Un poème en partage
Habitant et promeneur régulier du Grazel, Bernard Leveaux a été profondément touché par la stèle récemment érigée en ce lieu emblématique de Gruissan. Témoin de son importance, il a ressenti avec émotion la disparition de la plaque qui l’accompagnait.
Face à cette absence, il a souhaité exprimer son ressenti à travers un poème, un témoignage personnel qu’il a tenu à adresser à Monsieur le Maire.
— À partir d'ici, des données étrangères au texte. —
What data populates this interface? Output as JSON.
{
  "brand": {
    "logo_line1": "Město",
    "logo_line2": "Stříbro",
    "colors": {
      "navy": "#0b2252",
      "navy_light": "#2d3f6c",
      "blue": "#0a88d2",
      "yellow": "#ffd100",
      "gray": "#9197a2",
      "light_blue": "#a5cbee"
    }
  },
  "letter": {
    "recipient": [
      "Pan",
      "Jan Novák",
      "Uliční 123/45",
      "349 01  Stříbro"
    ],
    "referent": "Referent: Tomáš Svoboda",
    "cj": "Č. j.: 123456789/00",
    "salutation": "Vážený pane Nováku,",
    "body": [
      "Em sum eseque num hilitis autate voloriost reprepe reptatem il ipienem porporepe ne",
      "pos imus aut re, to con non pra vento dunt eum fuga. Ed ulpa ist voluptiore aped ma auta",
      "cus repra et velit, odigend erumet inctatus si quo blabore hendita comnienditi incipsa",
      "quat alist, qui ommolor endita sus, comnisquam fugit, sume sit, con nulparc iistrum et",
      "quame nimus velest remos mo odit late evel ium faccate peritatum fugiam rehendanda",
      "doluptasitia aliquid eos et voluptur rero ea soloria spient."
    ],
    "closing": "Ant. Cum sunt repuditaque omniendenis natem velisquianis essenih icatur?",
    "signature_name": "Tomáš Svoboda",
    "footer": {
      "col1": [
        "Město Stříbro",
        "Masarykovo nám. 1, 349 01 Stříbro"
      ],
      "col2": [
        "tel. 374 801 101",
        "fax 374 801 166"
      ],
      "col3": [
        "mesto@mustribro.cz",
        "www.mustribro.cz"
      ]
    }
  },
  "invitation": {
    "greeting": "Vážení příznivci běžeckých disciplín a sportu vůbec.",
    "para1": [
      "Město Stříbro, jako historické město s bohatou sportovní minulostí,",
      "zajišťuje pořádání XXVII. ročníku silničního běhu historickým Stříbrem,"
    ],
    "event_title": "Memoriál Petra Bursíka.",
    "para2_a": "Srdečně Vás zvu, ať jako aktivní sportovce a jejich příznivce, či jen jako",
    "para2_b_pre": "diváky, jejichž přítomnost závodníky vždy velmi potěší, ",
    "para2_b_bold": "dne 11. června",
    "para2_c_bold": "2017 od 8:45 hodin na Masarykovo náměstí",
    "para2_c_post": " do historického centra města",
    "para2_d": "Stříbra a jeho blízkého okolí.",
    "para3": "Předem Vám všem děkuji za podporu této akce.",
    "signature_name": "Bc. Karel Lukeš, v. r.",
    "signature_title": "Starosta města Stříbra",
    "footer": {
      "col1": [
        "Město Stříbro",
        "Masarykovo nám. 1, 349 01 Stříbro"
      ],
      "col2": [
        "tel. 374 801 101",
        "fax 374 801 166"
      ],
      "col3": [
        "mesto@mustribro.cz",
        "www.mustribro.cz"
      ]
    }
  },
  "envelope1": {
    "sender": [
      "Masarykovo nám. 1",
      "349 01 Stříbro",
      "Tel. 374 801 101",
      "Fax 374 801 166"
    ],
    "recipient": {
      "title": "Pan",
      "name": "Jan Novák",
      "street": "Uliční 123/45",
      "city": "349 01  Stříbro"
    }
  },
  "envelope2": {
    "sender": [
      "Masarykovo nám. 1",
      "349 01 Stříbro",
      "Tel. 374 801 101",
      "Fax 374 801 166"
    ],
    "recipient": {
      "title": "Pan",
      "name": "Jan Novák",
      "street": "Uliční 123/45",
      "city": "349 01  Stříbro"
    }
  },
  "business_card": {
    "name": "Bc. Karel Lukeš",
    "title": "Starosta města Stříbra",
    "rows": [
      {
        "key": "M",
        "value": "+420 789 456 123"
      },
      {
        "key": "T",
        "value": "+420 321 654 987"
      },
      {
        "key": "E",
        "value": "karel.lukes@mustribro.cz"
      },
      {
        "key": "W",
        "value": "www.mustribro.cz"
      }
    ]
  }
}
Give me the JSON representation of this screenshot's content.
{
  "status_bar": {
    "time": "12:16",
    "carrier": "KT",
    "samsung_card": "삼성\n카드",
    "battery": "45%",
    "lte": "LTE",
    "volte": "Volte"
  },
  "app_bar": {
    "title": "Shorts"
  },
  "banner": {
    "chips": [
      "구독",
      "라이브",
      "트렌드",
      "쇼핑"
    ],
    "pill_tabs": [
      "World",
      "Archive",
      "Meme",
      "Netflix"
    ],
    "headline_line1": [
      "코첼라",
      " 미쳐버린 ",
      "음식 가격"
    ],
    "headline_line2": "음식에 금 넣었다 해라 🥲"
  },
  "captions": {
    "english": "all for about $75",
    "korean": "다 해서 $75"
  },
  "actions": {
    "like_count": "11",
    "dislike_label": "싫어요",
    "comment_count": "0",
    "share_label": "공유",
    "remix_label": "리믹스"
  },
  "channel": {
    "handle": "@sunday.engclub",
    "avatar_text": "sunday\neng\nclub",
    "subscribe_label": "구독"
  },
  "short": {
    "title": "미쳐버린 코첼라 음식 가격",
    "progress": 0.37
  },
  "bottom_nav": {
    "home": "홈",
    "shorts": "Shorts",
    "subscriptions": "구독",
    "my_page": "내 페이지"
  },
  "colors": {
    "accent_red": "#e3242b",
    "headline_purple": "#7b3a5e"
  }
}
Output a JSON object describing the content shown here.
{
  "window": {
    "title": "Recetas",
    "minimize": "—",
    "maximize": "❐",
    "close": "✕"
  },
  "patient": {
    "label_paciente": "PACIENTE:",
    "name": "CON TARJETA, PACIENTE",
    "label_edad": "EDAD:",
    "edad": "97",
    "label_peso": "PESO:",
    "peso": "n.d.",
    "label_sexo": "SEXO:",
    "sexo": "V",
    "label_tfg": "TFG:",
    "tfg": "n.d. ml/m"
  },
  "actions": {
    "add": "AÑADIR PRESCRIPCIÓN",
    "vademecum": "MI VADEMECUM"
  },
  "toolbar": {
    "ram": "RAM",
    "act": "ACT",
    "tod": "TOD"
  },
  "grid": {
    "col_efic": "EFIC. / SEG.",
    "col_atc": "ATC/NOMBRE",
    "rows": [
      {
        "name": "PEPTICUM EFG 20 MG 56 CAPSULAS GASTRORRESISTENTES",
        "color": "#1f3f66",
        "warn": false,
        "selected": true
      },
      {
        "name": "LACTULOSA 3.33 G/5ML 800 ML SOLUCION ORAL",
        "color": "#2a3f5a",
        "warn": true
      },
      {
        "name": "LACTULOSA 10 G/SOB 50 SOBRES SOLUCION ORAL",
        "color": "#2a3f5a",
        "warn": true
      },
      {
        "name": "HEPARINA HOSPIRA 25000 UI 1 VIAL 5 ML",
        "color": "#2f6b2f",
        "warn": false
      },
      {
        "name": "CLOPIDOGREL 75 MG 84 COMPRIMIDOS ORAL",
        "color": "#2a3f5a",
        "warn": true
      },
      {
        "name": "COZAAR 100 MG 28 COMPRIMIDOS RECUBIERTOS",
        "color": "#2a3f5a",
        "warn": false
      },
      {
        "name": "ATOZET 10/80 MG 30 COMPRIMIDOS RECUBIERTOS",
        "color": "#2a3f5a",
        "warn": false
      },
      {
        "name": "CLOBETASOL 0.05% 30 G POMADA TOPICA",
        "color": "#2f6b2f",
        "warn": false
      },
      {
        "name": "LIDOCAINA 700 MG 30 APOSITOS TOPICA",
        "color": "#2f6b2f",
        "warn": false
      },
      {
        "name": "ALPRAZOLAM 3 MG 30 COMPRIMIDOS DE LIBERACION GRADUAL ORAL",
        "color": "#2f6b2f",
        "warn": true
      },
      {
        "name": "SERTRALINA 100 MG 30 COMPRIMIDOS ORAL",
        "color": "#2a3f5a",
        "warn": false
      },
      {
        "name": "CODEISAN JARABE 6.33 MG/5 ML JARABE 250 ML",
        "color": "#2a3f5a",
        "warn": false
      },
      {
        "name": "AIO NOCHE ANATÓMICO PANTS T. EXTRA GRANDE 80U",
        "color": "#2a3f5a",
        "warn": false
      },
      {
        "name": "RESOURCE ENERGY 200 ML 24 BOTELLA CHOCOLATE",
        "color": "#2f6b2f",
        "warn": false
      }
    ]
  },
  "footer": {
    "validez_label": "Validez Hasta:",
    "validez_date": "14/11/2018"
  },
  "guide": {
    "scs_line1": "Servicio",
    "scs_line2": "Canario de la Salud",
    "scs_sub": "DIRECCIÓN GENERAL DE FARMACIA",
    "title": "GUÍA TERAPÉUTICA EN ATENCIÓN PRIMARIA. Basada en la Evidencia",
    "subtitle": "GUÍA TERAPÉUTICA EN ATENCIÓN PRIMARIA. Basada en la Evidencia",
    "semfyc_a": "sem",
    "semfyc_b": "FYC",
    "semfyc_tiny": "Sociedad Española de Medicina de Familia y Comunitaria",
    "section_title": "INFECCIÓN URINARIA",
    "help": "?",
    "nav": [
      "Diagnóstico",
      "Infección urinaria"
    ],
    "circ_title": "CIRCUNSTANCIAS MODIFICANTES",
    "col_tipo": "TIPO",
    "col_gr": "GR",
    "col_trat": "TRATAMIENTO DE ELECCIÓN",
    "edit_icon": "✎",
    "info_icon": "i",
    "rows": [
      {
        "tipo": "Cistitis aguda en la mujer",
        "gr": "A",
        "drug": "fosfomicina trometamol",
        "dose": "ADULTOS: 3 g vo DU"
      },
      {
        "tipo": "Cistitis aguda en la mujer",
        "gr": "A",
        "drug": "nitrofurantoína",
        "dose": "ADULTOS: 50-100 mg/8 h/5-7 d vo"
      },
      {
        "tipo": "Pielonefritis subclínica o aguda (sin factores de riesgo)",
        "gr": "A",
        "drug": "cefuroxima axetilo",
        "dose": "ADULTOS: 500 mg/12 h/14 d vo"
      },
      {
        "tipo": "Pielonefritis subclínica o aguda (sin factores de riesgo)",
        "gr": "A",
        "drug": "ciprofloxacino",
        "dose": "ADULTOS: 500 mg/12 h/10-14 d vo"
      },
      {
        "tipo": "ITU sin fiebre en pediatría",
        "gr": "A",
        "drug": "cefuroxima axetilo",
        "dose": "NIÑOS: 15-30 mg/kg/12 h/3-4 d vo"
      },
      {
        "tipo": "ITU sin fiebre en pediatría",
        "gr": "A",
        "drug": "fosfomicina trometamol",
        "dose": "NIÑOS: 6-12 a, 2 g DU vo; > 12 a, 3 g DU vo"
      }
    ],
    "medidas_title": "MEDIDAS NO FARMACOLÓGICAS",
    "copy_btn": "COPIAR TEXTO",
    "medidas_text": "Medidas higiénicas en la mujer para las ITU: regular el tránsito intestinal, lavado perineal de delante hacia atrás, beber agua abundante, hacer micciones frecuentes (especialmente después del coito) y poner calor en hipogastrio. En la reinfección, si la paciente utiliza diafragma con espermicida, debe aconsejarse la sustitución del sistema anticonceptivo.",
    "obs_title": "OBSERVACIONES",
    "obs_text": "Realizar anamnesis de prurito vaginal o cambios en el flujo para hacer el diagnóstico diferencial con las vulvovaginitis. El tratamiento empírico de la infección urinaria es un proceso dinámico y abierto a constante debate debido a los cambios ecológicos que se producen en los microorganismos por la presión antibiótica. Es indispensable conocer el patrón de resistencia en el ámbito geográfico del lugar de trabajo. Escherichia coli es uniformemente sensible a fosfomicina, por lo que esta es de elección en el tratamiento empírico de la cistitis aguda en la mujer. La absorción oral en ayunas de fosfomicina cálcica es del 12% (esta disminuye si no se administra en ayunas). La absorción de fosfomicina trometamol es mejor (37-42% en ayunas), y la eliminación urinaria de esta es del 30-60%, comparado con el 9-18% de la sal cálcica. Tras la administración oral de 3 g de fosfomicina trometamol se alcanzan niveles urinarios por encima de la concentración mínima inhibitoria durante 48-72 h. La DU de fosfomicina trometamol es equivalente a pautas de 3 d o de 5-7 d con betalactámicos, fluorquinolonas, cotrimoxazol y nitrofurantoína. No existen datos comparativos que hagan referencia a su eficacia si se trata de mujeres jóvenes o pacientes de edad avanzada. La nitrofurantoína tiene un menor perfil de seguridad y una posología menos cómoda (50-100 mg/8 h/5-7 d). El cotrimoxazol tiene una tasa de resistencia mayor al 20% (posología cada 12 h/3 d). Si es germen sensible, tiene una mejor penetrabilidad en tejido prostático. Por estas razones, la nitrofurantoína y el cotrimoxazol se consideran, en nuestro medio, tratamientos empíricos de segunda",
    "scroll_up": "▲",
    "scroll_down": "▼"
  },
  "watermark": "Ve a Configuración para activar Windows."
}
Cet élan de sensibilité rappelle combien nos espaces publics sont porteurs de mémoire et de symboles forts pour notre communauté. La Ville de Gruissan remercie ce citoyen pour son attachement à notre patrimoine et partage son émotion avec l’ensemble des habitants.
Nuits et écumes
Bernard Leveaux, Gruissan, fin 2024
Tandis que le jour déclinait,
Que mon ombre se dessinait
Toujours plus longue sur le Grazel
J’aperçus, celle d’une stèle
Tout nouvellement érigée.
Vers elle, je me suis dirigé.
Une première vague de métal
Submergeait les quelques bouées
Tandis que d’autres plus létales
Se dressaient telles des épées
Pointées sur les têtes de migrants
Disparus, mêmes les enfants !
Une bribe du poème « Home »
Posée au pied, tel un psaume,
Eclairait « La Vague Alarme »
Rappelant aux passants leurs larmes.
Personne ne quitte sa maison…
Si elle n’est d’un fusil le canon…
Le lendemain, l’astre solaire
Dorait la stèle aux disparus.
Dans un appel à la prière
Je m’approchais de la statue.
Au cœur un vrai coup de lance
Plus de plaque du souvenance.
Arrachée, les goujons tordus
Son droit du sol pourfendu !
Restait un cadre vide, profané.
SOS méditerranée.
Nos derniers cris, recueillis
En narbonnais, dérangeaient.
La fosse commune virtuelle
Erigée au bord du Grazel
Était de trop, elle insupportait.
Quel crime avions-nous commis ?
A jamais, soyez rassurés
Nous ne poserons le pied
Sur votre terre, votre bitume.
Rejetés dans le noir des nuits
Laissés au milieu des écumes
Interdits de poursuivre nos vies !
Que les colombes qui jaillissent
De la sculpture de Kamel,
Transcendent notre supplice
Eclairent ton irrationnel.
Il faut que tu comprennes avec le cœur.
Seule la bonté amène le vrai bonheur.